In consonance with this spate of dismaying news are confirmed reports German business morale fell to its lowest level since November 2014 in June, according to the Ifo Institute for Economic Research based in Munich.
Ifo is Germany's most influential economics research institute and is widely known for its monthly Ifo Business Climate Index for Germany.
It's business climate index for June fell for the third month in a row to 97.4 in June from 97.9 in May. That was below a consensus forecast for 97.2.
"The German economy is heading for the doldrums," said Ifo President Clemens Fuest.
He noted Germany's business climate in both the manufacturing and services sectors has worsened.

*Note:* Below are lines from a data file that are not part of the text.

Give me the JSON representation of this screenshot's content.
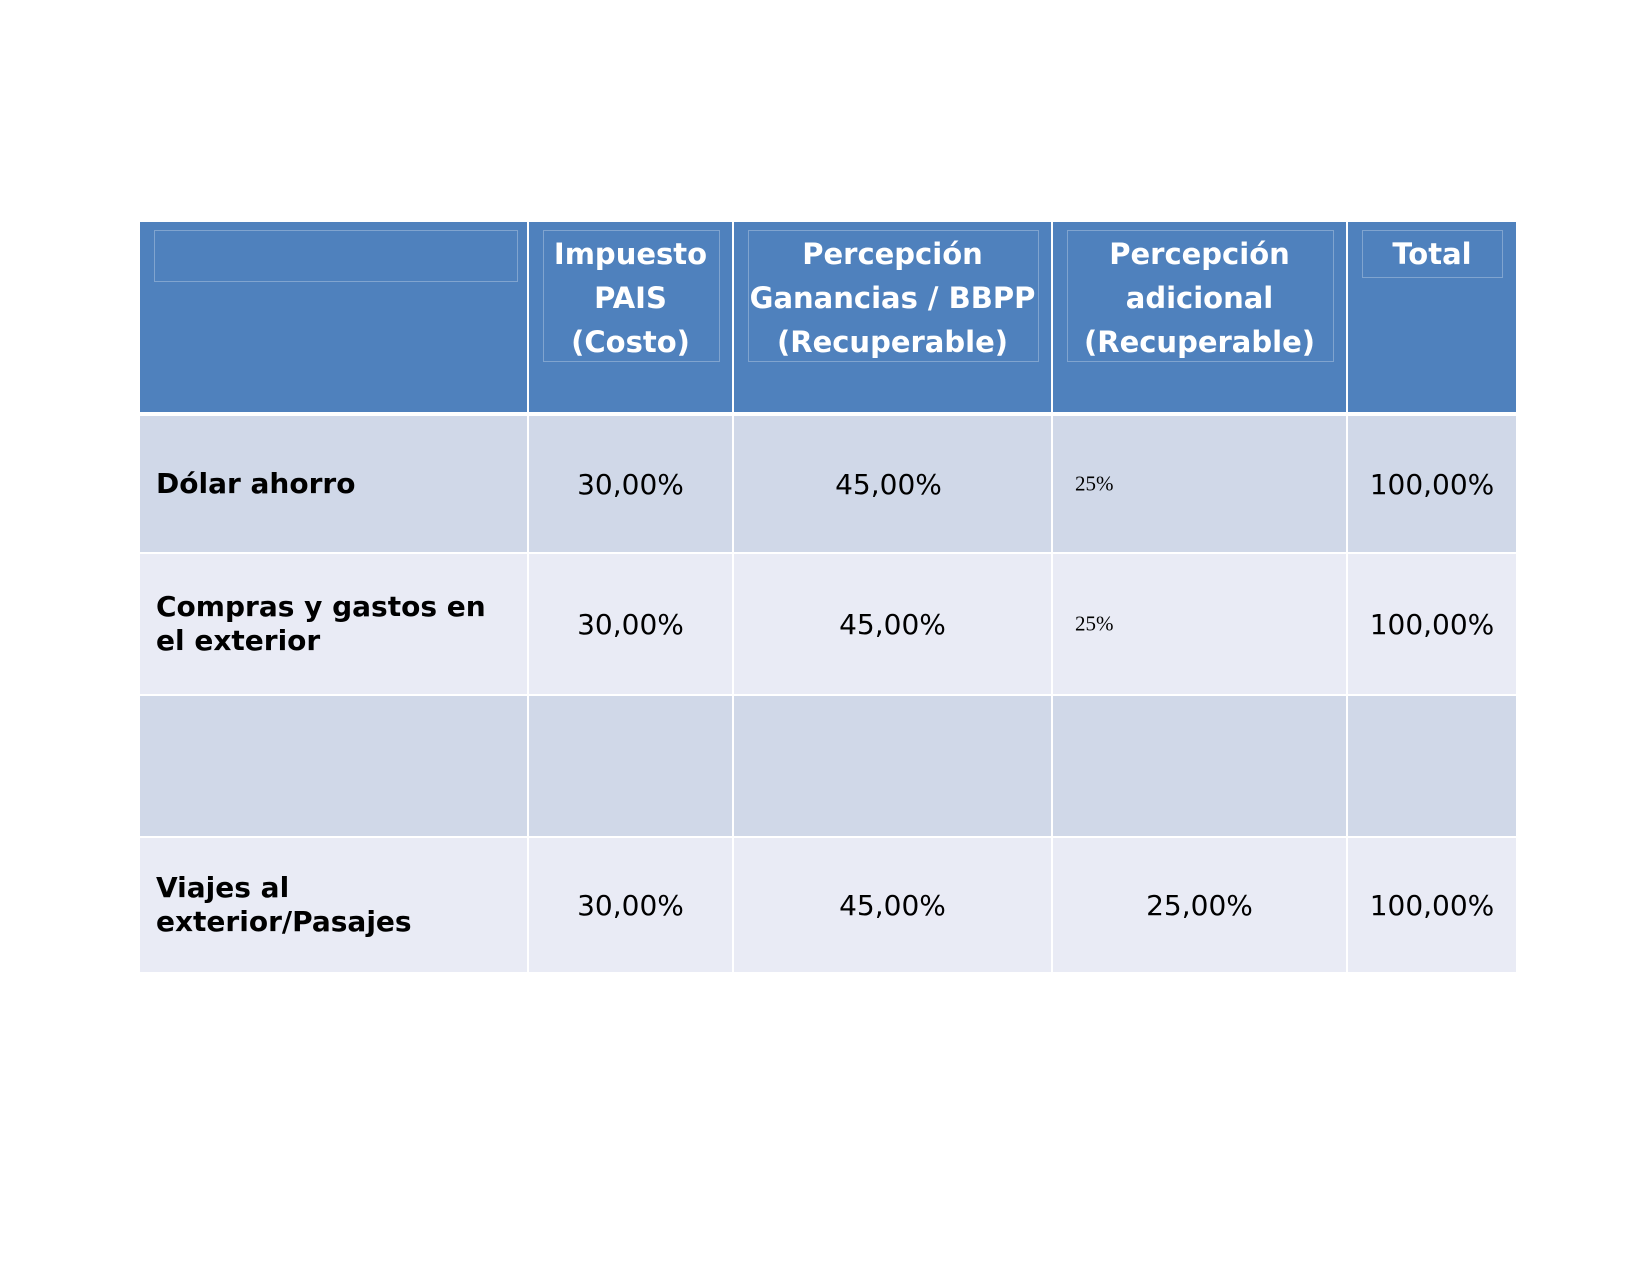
{
  "table": {
    "headers": [
      "",
      "Impuesto PAIS (Costo)",
      "Percepción Ganancias / BBPP (Recuperable)",
      "Percepción adicional (Recuperable)",
      "Total"
    ],
    "header_lines": {
      "col1": [
        "Impuesto",
        "PAIS",
        "(Costo)"
      ],
      "col2": [
        "Percepción",
        "Ganancias / BBPP",
        "(Recuperable)"
      ],
      "col3": [
        "Percepción",
        "adicional",
        "(Recuperable)"
      ],
      "col4": [
        "Total"
      ]
    },
    "rows": [
      {
        "label": "Dólar ahorro",
        "impuesto_pais": "30,00%",
        "percepcion_ganancias": "45,00%",
        "percepcion_adicional": "25%",
        "total": "100,00%"
      },
      {
        "label": "Compras y gastos en el exterior",
        "impuesto_pais": "30,00%",
        "percepcion_ganancias": "45,00%",
        "percepcion_adicional": "25%",
        "total": "100,00%"
      },
      {
        "label": "",
        "impuesto_pais": "",
        "percepcion_ganancias": "",
        "percepcion_adicional": "",
        "total": ""
      },
      {
        "label": "Viajes al exterior/Pasajes",
        "impuesto_pais": "30,00%",
        "percepcion_ganancias": "45,00%",
        "percepcion_adicional": "25,00%",
        "total": "100,00%"
      }
    ]
  },
  "colors": {
    "header_bg": "#4f81bd",
    "row_odd_bg": "#d0d8e8",
    "row_even_bg": "#e9ebf5",
    "header_text": "#ffffff",
    "body_text": "#000000"
  }
}
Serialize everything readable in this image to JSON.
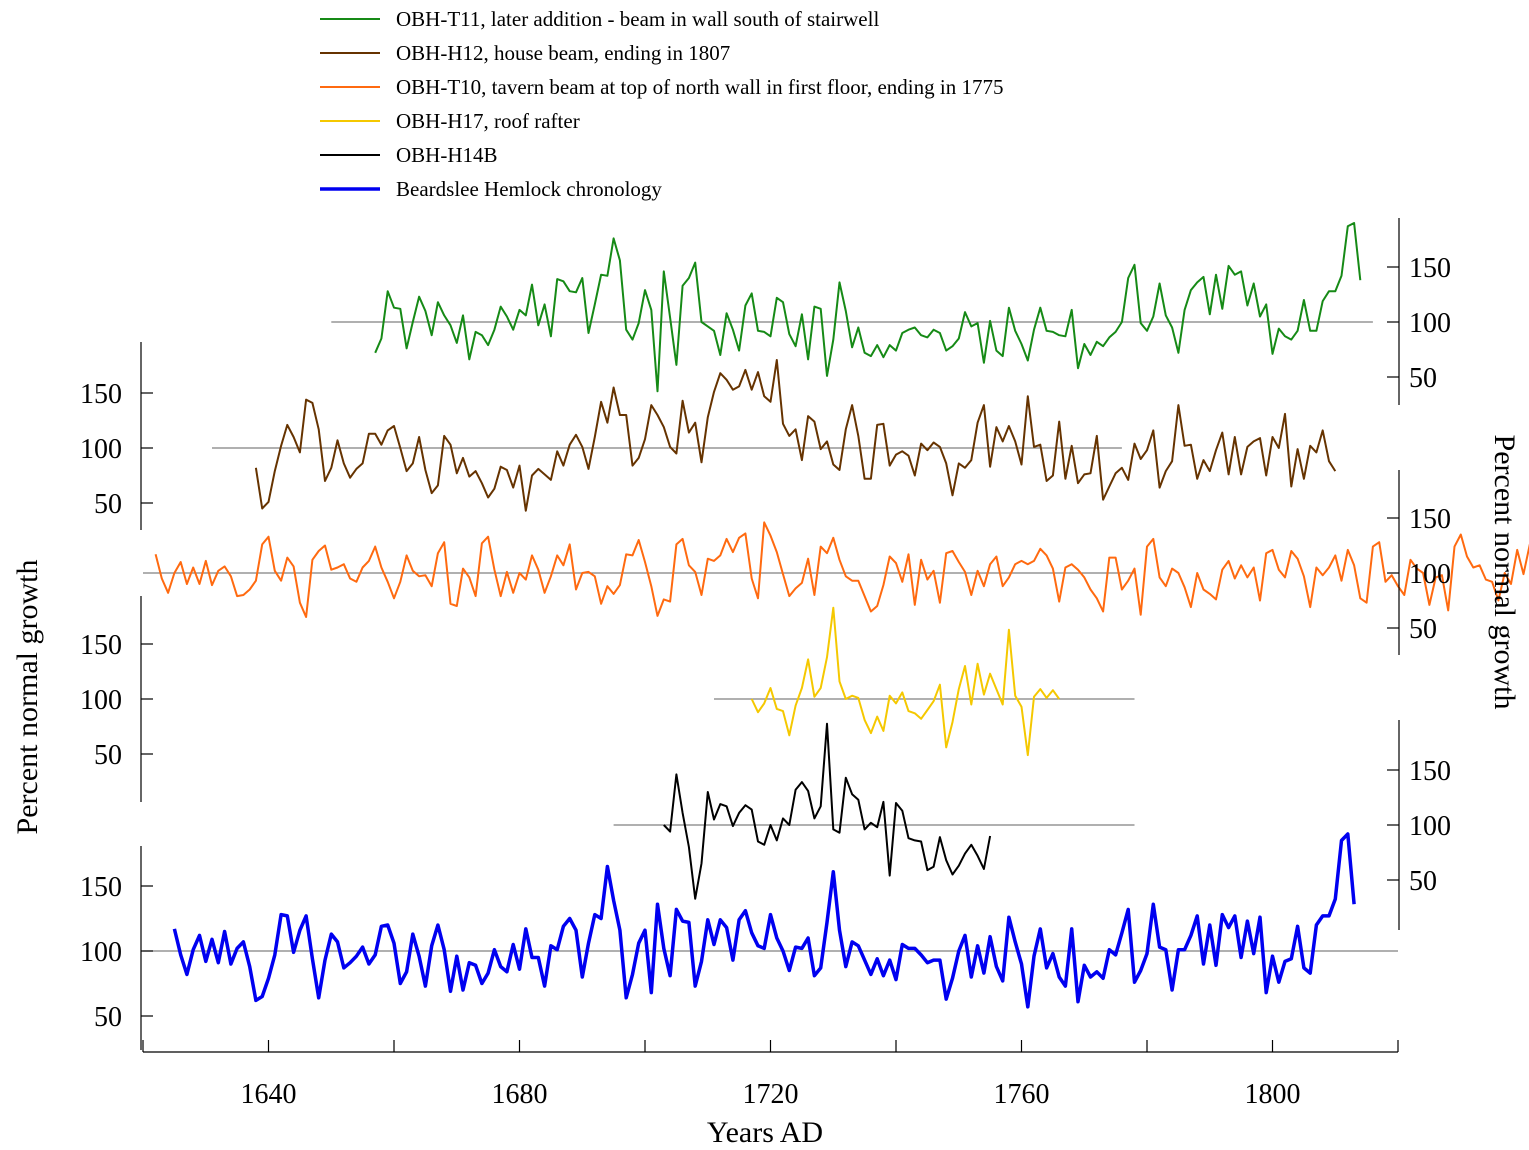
{
  "chart_data": {
    "type": "line",
    "xlabel": "Years AD",
    "ylabel_left": "Percent normal growth",
    "ylabel_right": "Percent normal growth",
    "xlim": [
      1620,
      1820
    ],
    "x_ticks": [
      1640,
      1680,
      1720,
      1760,
      1800
    ],
    "x_minor_ticks": [
      1620,
      1660,
      1700,
      1740,
      1780,
      1820
    ],
    "y_ticks": [
      50,
      100,
      150
    ],
    "reference_value": 100,
    "legend_position": "top",
    "series": [
      {
        "name": "OBH-T11, later addition - beam in wall south of stairwell",
        "color": "#168a16",
        "axis_side": "right",
        "baseline_extent": [
          1650,
          1816
        ],
        "start": 1657,
        "values": [
          72,
          85,
          128,
          113,
          112,
          76,
          100,
          123,
          110,
          88,
          118,
          106,
          97,
          81,
          106,
          66,
          91,
          88,
          79,
          93,
          114,
          105,
          93,
          111,
          106,
          134,
          97,
          116,
          87,
          139,
          137,
          128,
          127,
          140,
          90,
          116,
          143,
          142,
          176,
          156,
          93,
          84,
          99,
          129,
          111,
          37,
          146,
          104,
          61,
          133,
          140,
          154,
          100,
          96,
          92,
          70,
          108,
          93,
          74,
          115,
          126,
          92,
          91,
          87,
          122,
          118,
          89,
          78,
          107,
          66,
          114,
          112,
          51,
          84,
          136,
          110,
          77,
          95,
          72,
          69,
          79,
          68,
          79,
          74,
          90,
          93,
          95,
          88,
          86,
          93,
          90,
          74,
          78,
          85,
          109,
          96,
          99,
          63,
          101,
          74,
          69,
          113,
          92,
          80,
          65,
          93,
          113,
          92,
          91,
          88,
          87,
          111,
          58,
          80,
          70,
          82,
          78,
          86,
          91,
          100,
          140,
          152,
          99,
          92,
          105,
          135,
          106,
          95,
          72,
          111,
          129,
          136,
          141,
          107,
          143,
          112,
          151,
          143,
          146,
          115,
          135,
          105,
          116,
          71,
          94,
          87,
          84,
          92,
          120,
          92,
          92,
          119,
          128,
          128,
          142,
          187,
          190,
          138
        ]
      },
      {
        "name": "OBH-H12, house beam, ending in 1807",
        "color": "#663300",
        "axis_side": "left",
        "baseline_extent": [
          1631,
          1776
        ],
        "start": 1638,
        "values": [
          82,
          45,
          51,
          79,
          102,
          121,
          110,
          96,
          144,
          141,
          117,
          70,
          82,
          107,
          86,
          73,
          81,
          86,
          113,
          113,
          103,
          116,
          120,
          100,
          79,
          86,
          110,
          80,
          59,
          66,
          111,
          103,
          77,
          91,
          74,
          79,
          68,
          55,
          63,
          83,
          80,
          64,
          84,
          43,
          75,
          81,
          76,
          71,
          97,
          84,
          103,
          112,
          101,
          81,
          110,
          142,
          123,
          155,
          130,
          130,
          84,
          91,
          108,
          139,
          130,
          119,
          101,
          95,
          143,
          114,
          123,
          87,
          128,
          151,
          168,
          162,
          153,
          156,
          171,
          153,
          169,
          147,
          142,
          180,
          122,
          111,
          117,
          89,
          129,
          124,
          99,
          106,
          85,
          80,
          117,
          139,
          111,
          72,
          72,
          121,
          122,
          84,
          94,
          97,
          93,
          75,
          104,
          98,
          105,
          101,
          86,
          57,
          86,
          82,
          89,
          123,
          139,
          83,
          119,
          106,
          120,
          106,
          85,
          147,
          101,
          103,
          70,
          75,
          124,
          72,
          102,
          68,
          76,
          77,
          111,
          53,
          65,
          77,
          82,
          71,
          104,
          90,
          98,
          116,
          64,
          79,
          88,
          139,
          102,
          103,
          72,
          89,
          79,
          98,
          114,
          76,
          110,
          76,
          101,
          106,
          109,
          75,
          110,
          100,
          131,
          65,
          99,
          72,
          102,
          96,
          116,
          88,
          79
        ]
      },
      {
        "name": "OBH-T10, tavern beam at top of north wall in first floor, ending in 1775",
        "color": "#ff6a10",
        "axis_side": "right",
        "baseline_extent": [
          1620,
          1778
        ],
        "start": 1622,
        "values": [
          117,
          95,
          82,
          100,
          110,
          90,
          105,
          90,
          111,
          89,
          102,
          106,
          97,
          79,
          80,
          85,
          93,
          126,
          133,
          102,
          93,
          114,
          106,
          73,
          60,
          112,
          120,
          125,
          103,
          105,
          108,
          95,
          92,
          105,
          111,
          124,
          105,
          92,
          77,
          92,
          116,
          102,
          97,
          98,
          88,
          118,
          128,
          72,
          70,
          104,
          96,
          79,
          127,
          133,
          103,
          79,
          101,
          82,
          100,
          94,
          116,
          103,
          82,
          97,
          116,
          107,
          126,
          85,
          100,
          101,
          97,
          72,
          88,
          81,
          89,
          117,
          116,
          130,
          110,
          88,
          61,
          76,
          74,
          126,
          131,
          107,
          101,
          80,
          113,
          111,
          116,
          131,
          119,
          132,
          136,
          95,
          77,
          146,
          134,
          119,
          99,
          79,
          86,
          91,
          113,
          80,
          124,
          118,
          132,
          112,
          97,
          93,
          93,
          79,
          65,
          70,
          89,
          115,
          109,
          92,
          117,
          71,
          112,
          94,
          102,
          73,
          118,
          120,
          110,
          101,
          80,
          102,
          88,
          108,
          115,
          88,
          96,
          108,
          111,
          108,
          111,
          122,
          116,
          104,
          74,
          105,
          108,
          103,
          96,
          85,
          77,
          65,
          114,
          114,
          85,
          93,
          104,
          62,
          124,
          131,
          96,
          88,
          104,
          100,
          87,
          69,
          100,
          85,
          81,
          76,
          103,
          111,
          95,
          107,
          96,
          105,
          75,
          118,
          121,
          103,
          96,
          120,
          113,
          97,
          69,
          105,
          98,
          105,
          116,
          93,
          121,
          107,
          77,
          73,
          124,
          128,
          92,
          98,
          88,
          80,
          112,
          104,
          100,
          71,
          96,
          98,
          66,
          124,
          135,
          115,
          105,
          107,
          94,
          92,
          75,
          100,
          90,
          121,
          99,
          126,
          86,
          69,
          109,
          110,
          70,
          122,
          91,
          104,
          97,
          82,
          76,
          72,
          96,
          108,
          92,
          94,
          127,
          112,
          85,
          76,
          74,
          84,
          101,
          101,
          97,
          84,
          91,
          109,
          92,
          118,
          101,
          77,
          94,
          102,
          107,
          101,
          77,
          113,
          96,
          89,
          91,
          98,
          103,
          95,
          98,
          79,
          114,
          103,
          103,
          87,
          90,
          101,
          115,
          96,
          85,
          82,
          100,
          113,
          81,
          100,
          109,
          88,
          88,
          105,
          100,
          94,
          98,
          103,
          120,
          97,
          87,
          95,
          121,
          106,
          80,
          99,
          106,
          108,
          98,
          110,
          99,
          82,
          86,
          100,
          114,
          110,
          101,
          110,
          105,
          98,
          106,
          101,
          90,
          88,
          97,
          104,
          108,
          97,
          97,
          100,
          100,
          97,
          112,
          105,
          100,
          97,
          94,
          110,
          96,
          106,
          98,
          115,
          95,
          99,
          121,
          118,
          103,
          110,
          117,
          108,
          97,
          108,
          101,
          94,
          120,
          112,
          94,
          102,
          103,
          101,
          103,
          99,
          98,
          112,
          95,
          98,
          110,
          108,
          106,
          96,
          115,
          97,
          85,
          100,
          95,
          106,
          98,
          116,
          95,
          99,
          100,
          109,
          115,
          93,
          99,
          103,
          107,
          93,
          90,
          105,
          110
        ]
      },
      {
        "name": "OBH-H17, roof rafter",
        "color": "#f5c800",
        "axis_side": "left",
        "baseline_extent": [
          1711,
          1778
        ],
        "start": 1717,
        "values": [
          100,
          88,
          96,
          110,
          91,
          89,
          67,
          94,
          110,
          136,
          102,
          110,
          138,
          183,
          116,
          100,
          103,
          101,
          81,
          69,
          84,
          71,
          103,
          96,
          106,
          89,
          87,
          82,
          90,
          98,
          113,
          56,
          79,
          109,
          130,
          95,
          132,
          104,
          123,
          109,
          95,
          163,
          103,
          93,
          49,
          102,
          109,
          101,
          108,
          100
        ]
      },
      {
        "name": "OBH-H14B",
        "color": "#000000",
        "axis_side": "right",
        "baseline_extent": [
          1695,
          1778
        ],
        "start": 1703,
        "values": [
          100,
          94,
          146,
          111,
          80,
          33,
          65,
          130,
          105,
          119,
          117,
          99,
          111,
          118,
          114,
          85,
          82,
          100,
          86,
          106,
          100,
          132,
          139,
          131,
          106,
          117,
          192,
          96,
          93,
          143,
          128,
          123,
          96,
          102,
          98,
          121,
          54,
          120,
          113,
          88,
          86,
          85,
          59,
          62,
          89,
          68,
          55,
          63,
          74,
          82,
          72,
          60,
          90
        ]
      },
      {
        "name": "Beardslee Hemlock chronology",
        "color": "#0000f0",
        "axis_side": "left",
        "baseline_extent": [
          1620,
          1820
        ],
        "start": 1625,
        "values": [
          117,
          97,
          82,
          101,
          112,
          92,
          109,
          91,
          115,
          90,
          102,
          107,
          88,
          62,
          65,
          79,
          97,
          128,
          127,
          99,
          116,
          127,
          94,
          64,
          93,
          113,
          107,
          87,
          91,
          96,
          103,
          90,
          97,
          119,
          120,
          106,
          75,
          84,
          113,
          96,
          73,
          104,
          120,
          101,
          69,
          96,
          70,
          91,
          89,
          75,
          83,
          101,
          88,
          84,
          105,
          86,
          117,
          95,
          95,
          73,
          104,
          101,
          119,
          125,
          116,
          80,
          106,
          128,
          125,
          165,
          139,
          116,
          64,
          82,
          106,
          116,
          68,
          136,
          102,
          81,
          132,
          123,
          122,
          73,
          92,
          124,
          105,
          124,
          118,
          93,
          124,
          131,
          114,
          104,
          102,
          128,
          110,
          100,
          85,
          103,
          102,
          110,
          81,
          87,
          122,
          161,
          116,
          88,
          107,
          104,
          93,
          82,
          94,
          81,
          93,
          78,
          105,
          102,
          102,
          97,
          91,
          93,
          93,
          63,
          79,
          100,
          112,
          80,
          104,
          83,
          111,
          88,
          77,
          126,
          107,
          90,
          57,
          96,
          117,
          87,
          98,
          80,
          73,
          117,
          61,
          89,
          80,
          84,
          79,
          101,
          97,
          114,
          132,
          76,
          85,
          98,
          136,
          103,
          101,
          70,
          101,
          101,
          112,
          127,
          90,
          120,
          89,
          128,
          118,
          127,
          95,
          123,
          98,
          126,
          68,
          96,
          76,
          92,
          94,
          119,
          87,
          83,
          120,
          127,
          127,
          140,
          185,
          190,
          136
        ]
      }
    ]
  }
}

The Bundesbank, Germany's central bank, said expects the economy to contract slightly in the second quarter after growing just 0.4% from January and March. The federal government has halved its 2019 growth forecast to 0.5% after a GDP growth of 1.5% in 2018, the weakest rate of expansion in five years.
Ifo economist Klaus Wohlrabe said Trump's trade against China remains the main source of uncertainty for German businesses, which rely on exports to both mammoth countries for their continued growth. Wohlrabe doesn't see a recession but does see a slowdown. Other economic analysts agree.
In a note to investors, Christina Iacovides of Capital Economics said she expects the German economy to slow to little more than a crawl in the second quarter.
Another analyst, Carsten Brzeski of ING, said "fear of losing" is the best summary of the current state of Germany's businesses. Brzeski expects the services sector to continue driving growth in the broader economy.
Some economists now fear the recession in the manufacturing sector could spread to the services sector, which has been responsible for most of Germany's growth in these turbulent times.
"A bottoming-out is in sight for German industry," said Brzeski. "The recent U-turn of the ECB towards more dovishness indicates that financing conditions for new domestic investments will remain favorable. However, let's be clear, a bottoming out is still far from being a strong rebound."
Instead of manufacturing, Germany's economy now relies on private consumption for growth, according to some analysts. This turn of events, however, will render the economy more vulnerable to rising wages and low-interest rates.